The sublists contain MP IDs in chunks of 1000.

In [None]:
chunk_size = 1000
sublists = [mp_ids[i:i+chunk_size] for i in range(0, len(mp_ids), chunk_size)]

# MPRester.supported_properties
properties = ['energy_per_atom', 'formation_energy_per_atom',
              'e_above_hull', 'icsd_ids',
             'material_id', 'structure']

data = []
# Get all materials from MP by mpid
with MPRester() as m:  # use api_key arg or set up with pmg command line tool
    for sublist in sublists:
        data += m.query({"material_id":{"$in": sublist}}, properties=properties)

In [None]:
dumpfn(data, "mp_fblock_%s.json" % (today))

### Access a small sample dataset
We want to be responsible users of the MAPI, so to test out pumml models we can work with small MP datasets that are already downloaded.
You can ownload a small example dataset of 500 structures [here](https://figshare.com/articles/500_example_structures_from_Materials_Project/12252962).

In [None]:
data = loadfn('mp_example_dataset_042420.json')  # json file must be in same directory as this notebook

Materials Project data is a really useful source for training models, but what if we are interested in the synthesizability of a particular theoretical compound? We have pre-trained PUMML models on large subsets of the Materials Project to enable quick predictions.

### Predict synthesizability of theoretical compounds from MP IDs
We can use the `pumml.pupredict.PUPredict` class to generate synthesizability scores directly for compounds from the Materials Project. Information related to the predictions and Materials Project API access is logged to a file called `output.log`. When you create an instance of `PUPredict`, the pre-trained models and data will be downloaded to your local machine.

In [2]:
api_key = '<api_key>'  # fill this in with your key
pup = PUPredict(api_key)

In [3]:
print(pup.synth_score_from_mpid('mp-1213718')) # theoretical Cs2TbO3
print(pup.synth_score_from_mpid('mp-771359'))  # theoretical Cu2O3

[array([0.37218361])]
[array([0.49403711])]


The outputs represent the synthesizability scores of the theoretical compounds.

### Predict synthesizability by chemical formula
We can also predict synthesizability for a crystal composition.

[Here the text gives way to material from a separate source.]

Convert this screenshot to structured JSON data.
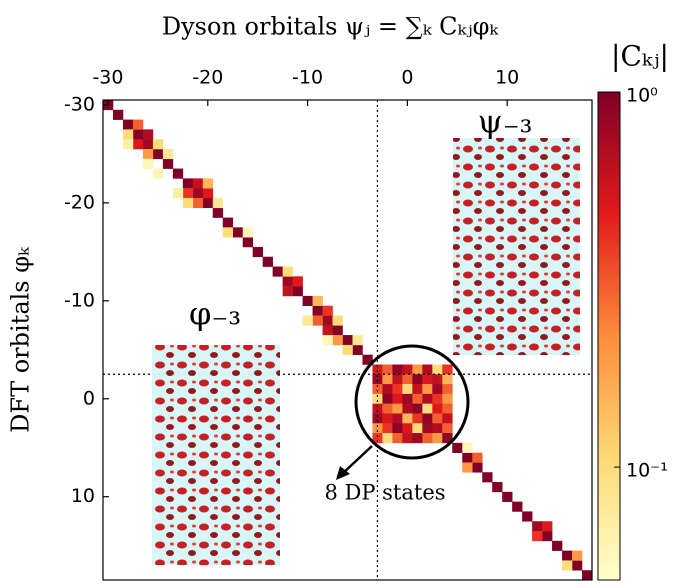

If there are multiple crystal structures with the same composition, synthesizability scores for each will be predicted.

In [4]:
pup.synth_score_from_formula('Ba2Yb2Al4Si2N10O4')

[array([0.04694946]), array([0.04952542])]

In [5]:
pup.synth_score_from_formula('Na1Mg1')

'No such compound exists in Materials Project Database'

### Predict synthesizability by crystal structure
Finally, we can predict synthesizability for a crystal structure represented as a `pymatgen.structure` object.

In [6]:
bcc_fe = Structure(Lattice.cubic(2.8), ["Fe", "Fe"], [[0, 0, 0], [0.5, 0.5, 0.5]])

In [7]:
pup.synth_score_from_structure(bcc_fe)

No synthesizability prediction is returned! If we check the log, we see that all MP entries for Fe already exist, so there's no need to predict synthesizability.

In [8]:
!tail output.log -n2

INFO - The given input with material_id "mp-1271295" exists.
INFO - The given input with material_id "mp-136" exists.